Transition to native Git in TeamCity 2022.04 brings 10x fetch time reduction to IntelliJ Platform
Starting from version 2022.04, TeamCity switched to native Git on the server side for Git VCS connections. The switch should positively impact both performance and overall experience of working with Git repositories on the TeamCity server side.
In this blog post, we’ll talk about the reasons for the switch and our own experience with this feature.
In the case of the agent-side checkout, TeamCity agents have always been using a native Git executable to checkout sources. This functionality spawns a separate process for native Git commands like ls-remote, fetch, checkout, and others, so it requires the Git executable to be present on the agent. When it comes to SSH communication and depending on the configuration, native Git may use the OpenSSH, PuTTY, or JCraft JSch Java library as the SSH client.
Meanwhile, the TeamCity server also requires a copy of a Git repository to detect newly pushed commits. These newly found commits later pop up as pending and are included in the following builds. In a regular scenario on the server side, TeamCity first checks if the local repository has the same state (a set of branches pointing to a set of commits) as the remote one. If the local state is out-of-date, missing commits should be obtained from the remote.
In terms of Git, TeamCity server performs an ls-remote operation possibly followed by a fetch. There is also some other server-side functionality which works with remote repositories, like VCS labeling feature that creates Git tags, or versions settings that can push commits to the remote.
Approach with Eclipse JGit and JCraft JSch
Historically, to work with both local and remote repositories on the TeamCity server-side, we chose the Eclipse JGit Java library. For SSH transport and operations with SSH keys, we used the JCraft JSch Java library. Both JGit and JSch libraries did a very good job. However, they have some performance, memory-related, and other limiting issues.
Among the main concerns and complaints were:
- Slow fetch for large repositories, which could drag out the overall process of checking for changes on the TeamCity server.
- Memory issues when performing fetch inside the TeamCity process, which required more complicated out-of-process solutions.
- Notable delay between creating a branch in a Git repository and the moment when TeamCity detects it and starts showing it in the branch list for a build configuration, providing the ability to start a build in the new branch.
- Inability to receive a pack file with any object larger than 2GB, which requires switching the whole repository to Git LFS.

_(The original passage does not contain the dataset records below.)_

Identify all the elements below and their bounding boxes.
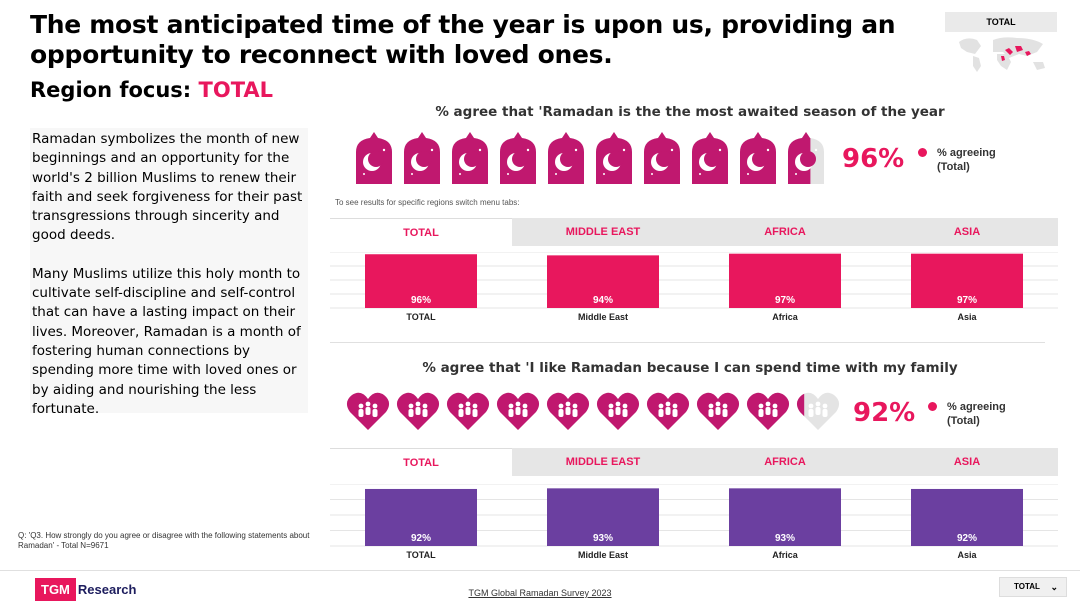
lantern-moon-icon xyxy=(448,130,492,186)
tab-middle-east[interactable]: MIDDLE EAST xyxy=(565,456,641,468)
region-tabs-1: TOTAL MIDDLE EAST AFRICA ASIA xyxy=(330,218,1058,246)
question-1-title: % agree that 'Ramadan is the the most aw… xyxy=(435,104,945,120)
region-focus-label: Region focus: xyxy=(30,78,192,102)
legend-sub: (Total) xyxy=(937,161,970,173)
lantern-icon-row xyxy=(352,130,828,186)
world-map-icon xyxy=(959,37,1045,72)
heart-family-icon xyxy=(495,388,541,434)
question-1-legend: % agreeing (Total) xyxy=(918,146,996,174)
bar-value-label: 96% xyxy=(411,295,431,306)
category-label: TOTAL xyxy=(406,312,436,322)
bar-total xyxy=(365,254,477,308)
bar-chart-2: 92% TOTAL 93% Middle East 93% Africa 92% Asia xyxy=(330,484,1058,564)
region-dropdown[interactable]: TOTAL ⌄ xyxy=(999,577,1067,597)
headline: The most anticipated time of the year is… xyxy=(30,10,896,69)
category-label: Africa xyxy=(772,550,799,560)
heart-family-icon xyxy=(745,388,791,434)
question-2-title: % agree that 'I like Ramadan because I c… xyxy=(422,360,958,376)
question-2-legend: % agreeing (Total) xyxy=(928,400,1006,428)
chevron-down-icon: ⌄ xyxy=(1050,582,1058,592)
lantern-moon-icon xyxy=(640,130,684,186)
section-divider xyxy=(330,342,1045,343)
tab-asia[interactable]: ASIA xyxy=(953,226,981,238)
lantern-moon-icon xyxy=(592,130,636,186)
heart-family-icon xyxy=(545,388,591,434)
category-label: TOTAL xyxy=(406,550,436,560)
bar-asia xyxy=(911,253,1023,308)
bar-value-label: 93% xyxy=(775,533,795,544)
heart-icon-row xyxy=(345,388,841,434)
category-label: Asia xyxy=(957,312,977,322)
intro-paragraph-1: Ramadan symbolizes the month of new begi… xyxy=(32,131,303,244)
tab-total[interactable]: TOTAL xyxy=(330,448,512,476)
heart-family-icon xyxy=(795,388,841,434)
intro-paragraph-2: Many Muslims utilize this holy month to … xyxy=(32,265,301,417)
category-label: Africa xyxy=(772,312,799,322)
footnote: Q: 'Q3. How strongly do you agree or dis… xyxy=(18,531,310,550)
lantern-moon-icon xyxy=(400,130,444,186)
intro-text: Ramadan symbolizes the month of new begi… xyxy=(30,128,308,417)
bar-value-label: 97% xyxy=(957,295,977,306)
region-badge: TOTAL xyxy=(945,12,1057,32)
source-link[interactable]: TGM Global Ramadan Survey 2023 xyxy=(468,588,612,598)
category-label: Middle East xyxy=(578,312,628,322)
dropdown-value: TOTAL xyxy=(1014,582,1040,591)
question-2-big-value: 92% xyxy=(853,398,916,428)
lantern-moon-icon xyxy=(688,130,732,186)
tgm-logo[interactable]: TGM Research xyxy=(35,577,137,601)
bar-value-label: 94% xyxy=(593,295,613,306)
legend-dot xyxy=(928,402,937,411)
bar-africa xyxy=(729,253,841,308)
heart-family-icon xyxy=(695,388,741,434)
heart-family-icon xyxy=(395,388,441,434)
heart-family-icon xyxy=(645,388,691,434)
question-1-big-value: 96% xyxy=(842,144,905,174)
tab-hint: To see results for specific regions swit… xyxy=(335,198,520,207)
bar-chart-2-svg: 92% TOTAL 93% Middle East 93% Africa 92% Asia xyxy=(330,484,1058,560)
region-focus-value: TOTAL xyxy=(198,78,274,102)
tab-asia[interactable]: ASIA xyxy=(953,456,981,468)
tab-middle-east[interactable]: MIDDLE EAST xyxy=(565,226,641,238)
logo-research: Research xyxy=(77,581,137,597)
heart-family-icon xyxy=(345,388,391,434)
legend-label: % agreeing xyxy=(937,147,996,159)
bar-middle-east xyxy=(547,255,659,308)
lantern-moon-icon xyxy=(352,130,396,186)
logo-tgm: TGM xyxy=(35,577,76,601)
lantern-moon-icon xyxy=(736,130,780,186)
footer-divider xyxy=(0,570,1080,571)
bar-value-label: 93% xyxy=(593,533,613,544)
category-label: Asia xyxy=(957,550,977,560)
legend-sub: (Total) xyxy=(947,415,980,427)
bar-middle-east xyxy=(547,488,659,546)
region-mini-map[interactable]: TOTAL xyxy=(945,12,1057,74)
heart-family-icon xyxy=(595,388,641,434)
bar-chart-1-svg: 96% TOTAL 94% Middle East 97% Africa 97% Asia xyxy=(330,252,1058,322)
bar-chart-1: 96% TOTAL 94% Middle East 97% Africa 97% Asia xyxy=(330,252,1058,326)
tab-africa[interactable]: AFRICA xyxy=(764,226,806,238)
tab-total[interactable]: TOTAL xyxy=(330,218,512,246)
region-tabs-2: TOTAL MIDDLE EAST AFRICA ASIA xyxy=(330,448,1058,476)
lantern-moon-icon xyxy=(496,130,540,186)
lantern-moon-icon xyxy=(784,130,828,186)
bar-africa xyxy=(729,488,841,546)
category-label: Middle East xyxy=(578,550,628,560)
bar-asia xyxy=(911,488,1023,546)
tab-africa[interactable]: AFRICA xyxy=(764,456,806,468)
bar-value-label: 92% xyxy=(411,533,431,544)
bar-value-label: 92% xyxy=(957,533,977,544)
lantern-moon-icon xyxy=(544,130,588,186)
bar-total xyxy=(365,488,477,546)
bar-value-label: 97% xyxy=(775,295,795,306)
heart-family-icon xyxy=(445,388,491,434)
legend-dot xyxy=(918,148,927,157)
region-focus: Region focus: TOTAL xyxy=(30,78,273,102)
legend-label: % agreeing xyxy=(947,401,1006,413)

Besides, it was often problematic to compare errors reported by the mentioned libraries with messages coming from native Git under the same conditions.
Finally, the official JCraft JSch library is no longer maintained and consequently does not support modern secure algorithms and ciphers. Although an actively developed fork has become available recently, we decided to use the native Git approach.
Native Git approach
These issues brought about the idea of trying native Git with OpenSSH for SSH transport on the TeamCity server side (as we said before, agents have already been using native Git). After a significant amount of work which took a few months, we were finally able to test the native Git approach internally, and the results were better than we had expected.
Our current solution is to use a hybrid approach. For convenience we’re using Eclipse JGit while working with local repositories, e.g. iterating over commits history in the local repository, when collecting modified files, their content, etc. But when it comes to remote communication, such as obtaining a current remote repository state, TeamCity server spawns a process with native Git executable instead of running a JGit inside a Java process.
JetBrains successful experience
As you might know, we in JetBrains dogfood our products as much as possible. Our internal TeamCity server, which builds most of JetBrains products, currently has more than 3,000 VCS roots (mainly Git). Among the biggest Git repositories which are checked out on our TeamCity server is, of course, the IntelliJ Platform hosted by JetBrains Space.
Switching to native Git together with a few other related fixes in 2022.04 solved all the above-mentioned problems on our internal TeamCity server and also showed an impressive fetch time reduction for our Linux node, which is responsible for VCS operations.
The following image shows statistics for the fetch time for IntelliJ Platform repository collected during the time slot covering the switch from JGit to native Git. The fetch time decreased by almost 10 times!
Note: if you’re using Windows, the performance improvements might not be so impressive. But still they can be noticeable.
Try native Git on your server
Before you try native Git on your TeamCity server, we suggest taking a look at the known issues.
To enable native Git, navigate to Administration | Diagnostics and open the Git tab there.
On this page, you can test the connection via native Git for any of the VCS roots on your server. If you choose to test all VCS roots, TeamCity will check whether they successfully connect via JGit and then will test their connection via native Git. This measure helps ensure that none of your pipelines will break after switching to native Git. If the connection test is successful, then you can enable native Git support on your server.
Give it a try and tell us about your experience! We’re looking forward to your feedback.